Русские на Мариенплац - стр. 33
Она нервно растерла окурок в пепельнице:
– Боже меня сохрани! Ничего особенного. Просто мне сдается, что все эти ваши блям-блям на гитаре и песни на улицах уже пора кончать. Вы – человек взрослый, и о дальнейшей жизни нужно очень серьезно подумать.
– Конечно, конечно! – снова согласилась я. – Ближайшее время я только об этом и буду думать…
Ночью, когда Лилечка спала глубоким пьяным сном в большой комнате – то всхрапывая басом, то подвывая тоненько и визгливо, мы с папой, с моим папой, полуодетые, обнявшись сидели на кухне и ревели в три ручья.
– Прости меня, Катюшечка… Прости меня, солнышко… Деточка, прости меня!.. – захлебывался в рыданиях папа.
– Что ты, папочка… Дорогой мой, любименький!.. Ну, что ты?! – шептала я ему сквозь слезы и целовала его руки. – Успокойся, миленький! Это я, я во всем виновата, сучка я этакая!.. Не надо было мне уезжать! Не надо…
– Она хорошая… Только выпивает немножко. Вы еще обязательно подружитесь! А то ведь я все один и один. А вокруг все чужое. Все чужое… Пойми меня, умоляю тебя, Катюня!..
– Конечно, конечно, папулечка… Успокойся.
Трясущимися руками я накапала в рюмку корвалол, разбавила водой и дала ему выпить. Он залпом опрокинул рюмку, уронил голову на кухонный стол и снова безутешно зарыдал, приговаривая:
– Господи, Боже милостивый! Что же я делаю?! Что же я делаю, Катенька?..
А я целовала его лысеющую макушку, гладила его мокрое от слез лицо, и шептала ему:
– Ничего, все образуется… Все будет хорошо…
Для себя я решила все. Решила твердо и бесповоротно.
Я съездила в «Сороку», нашу беэр-шевскую больницу, – к Захару. Посидела у него часа полтора, помогла санитаркам перестелить под ним изгаженные простыни, сама перевернула его на живот и протерла ему спину и задницу какой-то пахучей жидкостью, чтобы не было пролежней. Все пыталась понять, что он хочет мне сказать. Но так и не поняла, как ни всматривалась в его глаза, оставшиеся живыми в этом большом и уже мертвом теле.
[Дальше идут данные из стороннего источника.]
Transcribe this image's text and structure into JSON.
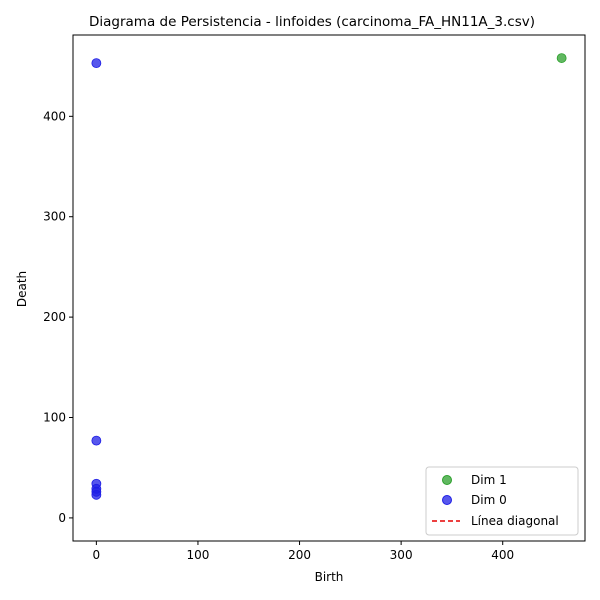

И на прощание сказала Захару то же самое, что шептала тогда папе ночью на кухне:
– Ничего, все образуется… Все будет хорошо…
Один вечер я просидела в семействе Лифшица, где все деликатно говорили о чем угодно, только не о папе и Лилечке, и дворник Лифшиц показывал мне горы учебников и вопросников по офтальмологии, фармакологии и общей медицине на иврите, которые ему нужно выучить, чтобы подтвердить свой советский врачебный диплом. Уходя, я и Лифшицу почему-то сказала:
– Ничего, все образуется… Все будет хорошо…
За четыре дня я провернула гору дел – я получила все необходимые бумаги в банке, в управлении абсорбции и еще в двух-трех конторах.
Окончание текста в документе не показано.